Appartementen bouwen in een oude kerk is geen alledaags project. Hoewel er tegenwoordig veel kerkgebouwen op de markt komen voor herbestemming, vraagt het nogal wat van de betrokken partijen om dit tot een mooi en rendabel eindresultaat te brengen. In Valkenswaard hebben CRA Vastgoed, Margry Arts Architecten en bouwbedrijf Huybregts Relou het aangedurfd. Eind dit jaar worden de achttien appartementen in de voormalige R.K. Antonius van Paduakerk opgeleverd.

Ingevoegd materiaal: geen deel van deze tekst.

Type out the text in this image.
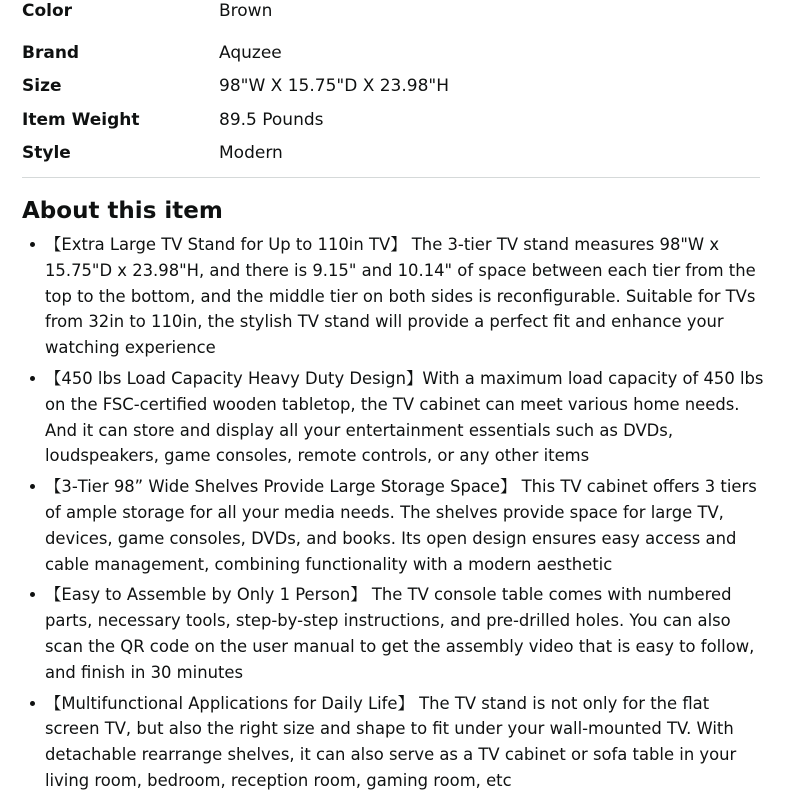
Color	Brown
Brand	Aquzee
Size	98"W X 15.75"D X 23.98"H
Item Weight	89.5 Pounds
Style	Modern
About this item
【Extra Large TV Stand for Up to 110in TV】 The 3-tier TV stand measures 98"W x 15.75"D x 23.98"H, and there is 9.15" and 10.14" of space between each tier from the top to the bottom, and the middle tier on both sides is reconfigurable. Suitable for TVs from 32in to 110in, the stylish TV stand will provide a perfect fit and enhance your watching experience
【450 lbs Load Capacity Heavy Duty Design】With a maximum load capacity of 450 lbs on the FSC-certified wooden tabletop, the TV cabinet can meet various home needs. And it can store and display all your entertainment essentials such as DVDs, loudspeakers, game consoles, remote controls, or any other items
【3-Tier 98” Wide Shelves Provide Large Storage Space】 This TV cabinet offers 3 tiers of ample storage for all your media needs. The shelves provide space for large TV, devices, game consoles, DVDs, and books. Its open design ensures easy access and cable management, combining functionality with a modern aesthetic
【Easy to Assemble by Only 1 Person】 The TV console table comes with numbered parts, necessary tools, step-by-step instructions, and pre-drilled holes. You can also scan the QR code on the user manual to get the assembly video that is easy to follow, and finish in 30 minutes
【Multifunctional Applications for Daily Life】 The TV stand is not only for the flat screen TV, but also the right size and shape to fit under your wall-mounted TV. With detachable rearrange shelves, it can also serve as a TV cabinet or sofa table in your living room, bedroom, reception room, gaming room, etc
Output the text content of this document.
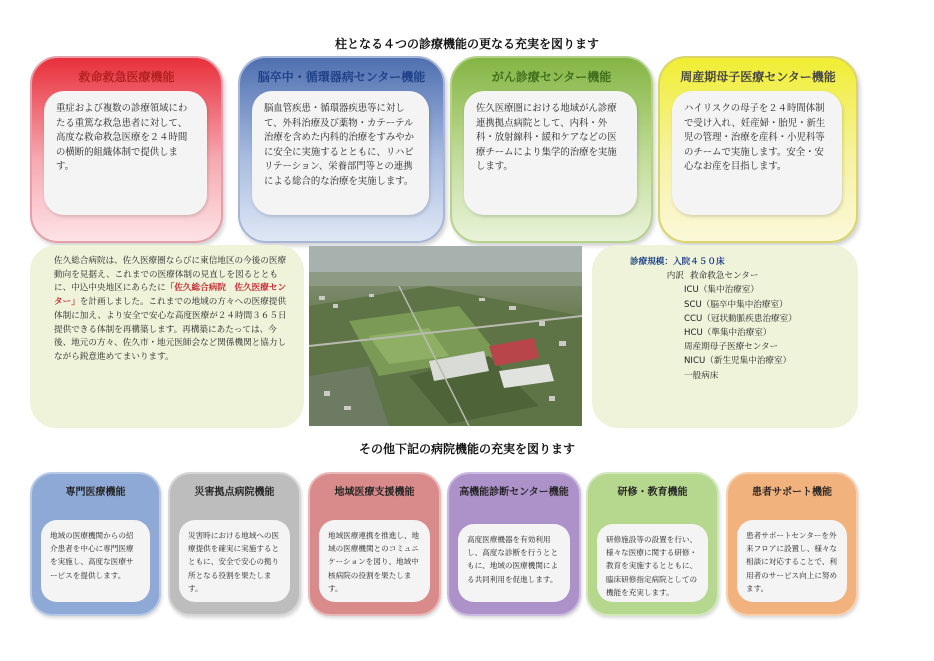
柱となる４つの診療機能の更なる充実を図ります
救命救急医療機能
重症および複数の診療領域にわたる重篤な救急患者に対して、高度な救命救急医療を２４時間の横断的組織体制で提供します。
脳卒中・循環器病センター機能
脳血管疾患・循環器疾患等に対して、外科治療及び薬物・カテーテル治療を含めた内科的治療をすみやかに安全に実施するとともに、リハビリテーション、栄養部門等との連携による総合的な治療を実施します。
がん診療センター機能
佐久医療圏における地域がん診療連携拠点病院として、内科・外科・放射線科・緩和ケアなどの医療チームにより集学的治療を実施します。
周産期母子医療センター機能
ハイリスクの母子を２４時間体制で受け入れ、妊産婦・胎児・新生児の管理・治療を産科・小児科等のチームで実施します。安全・安心なお産を目指します。
佐久総合病院は、佐久医療圏ならびに東信地区の今後の医療動向を見据え、これまでの医療体制の見直しを図るとともに、中込中央地区にあらたに「佐久総合病院　佐久医療センター」を計画しました。これまでの地域の方々への医療提供体制に加え、より安全で安心な高度医療が２４時間３６５日提供できる体制を再構築します。再構築にあたっては、今後、地元の方々、佐久市・地元医師会など関係機関と協力しながら鋭意進めてまいります。
診療規模：入院４５０床
内訳 救命救急センター
ICU（集中治療室）
SCU（脳卒中集中治療室）
CCU（冠状動脈疾患治療室）
HCU（準集中治療室）
周産期母子医療センター
NICU（新生児集中治療室）
一般病床
その他下記の病院機能の充実を図ります
専門医療機能
地域の医療機関からの紹介患者を中心に専門医療を実施し、高度な医療サービスを提供します。
災害拠点病院機能
災害時における地域への医療提供を確実に実施するとともに、安全で安心の拠り所となる役割を果たします。
地域医療支援機能
地域医療連携を推進し、地域の医療機関とのコミュニケーションを図り、地域中核病院の役割を果たします。
高機能診断センター機能
高度医療機器を有効利用し、高度な診断を行うとともに、地域の医療機関による共同利用を促進します。
研修・教育機能
研修施設等の設置を行い、様々な医療に関する研修・教育を実施するとともに、臨床研修指定病院としての機能を充実します。
患者サポート機能
患者サポートセンターを外来フロアに設置し、様々な相談に対応することで、利用者のサービス向上に努めます。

Het beeldbepalende gebouw staat op de hoek van de Eindhovenseweg en de Carolusdreef. De basilicale kerk stamt uit 1921 en is ontworpen in de stijl van de Delftse School. Het gebouw staat op de Lijst Cultuurhistorisch Waardevolle Objecten en is genomineerd voor de monumentenstatus. “Dat is ook doorvertaald naar de herbestemming. Wegens het beeldbepalende karakter van de kerk zijn de gevels aan de Eindhovenseweg en de Carolusdreef min of meer intact gelaten”, verklaart Pascal van Gestel, projectleider bij bouwbedrijf Huybregts Relou. “De renovatie heeft de meeste impact op de zuidgevel, waar we de gevel hebben opengewerkt en appartementen terrasgewijs hebben ingebouwd.”
Uitgangspunt voor de verbouwing was het bakstenen kerkgebouw waarvan het zadeldak wordt gedragen door steunberen. Een toren heeft de kerk niet; de kerkklok hing tussen twee steunberen en komt in de woonbestemming niet terug. “Om hierin achttien appartementen onder te brengen, was geen sinecure”, aldus Van Gestel. “Gekozen is voor een doos-in-doosconstructie. Bij zo’n oud gebouw weet je van tevoren dat je flinke afwijkingen kunt tegenkomen, en dat was hier ook het geval. Zowel in breedtes en hoogtes als in haaksheid. De nok bijvoorbeeld vertoont van voor naar achter een hoogteverschil van 20 tot 25 centimeter en in de breedte loopt de noklijn zo een halve meter weg. Met de doos-in-doosoplossing vangt je problemen voor een groot deel af. Het scheve dak hebben we helemaal vervangen door geïsoleerde prefab sandwichpanelen met dakpannen. Door het tijdelijke open dak konden we logistiek ook lekker doorwerken.”
Nadat alle te slopen onderdelen verwijderd waren, begon de opbouw en inbouw. Van Gestel:
“De ruwbouw van de binnendoos bestaat uit breedplaatvloeren en kalkzandsteen wanden. Langs de wanden van het open atrium, waar de appartementen worden ontsloten, zijn de galerijen opgehangen aan deze vloeren. Voor de wandafwerking van woningen en atrium zijn metal stud-oplossingen gekozen. Dat geldt dus ook voor de gotische boogvorm van het atrium. Dat atrium is ontstaan uit het feit dat kerken doorgaans een lastige breedtemaat hebben. Bouw je daar appartementen in, dan krijgen die te weinig daglicht binnen. Een atrium voorzien van dakramen lost dit probleem op. En door de vorm is het ook een esthetisch fraaie ruimte geworden.”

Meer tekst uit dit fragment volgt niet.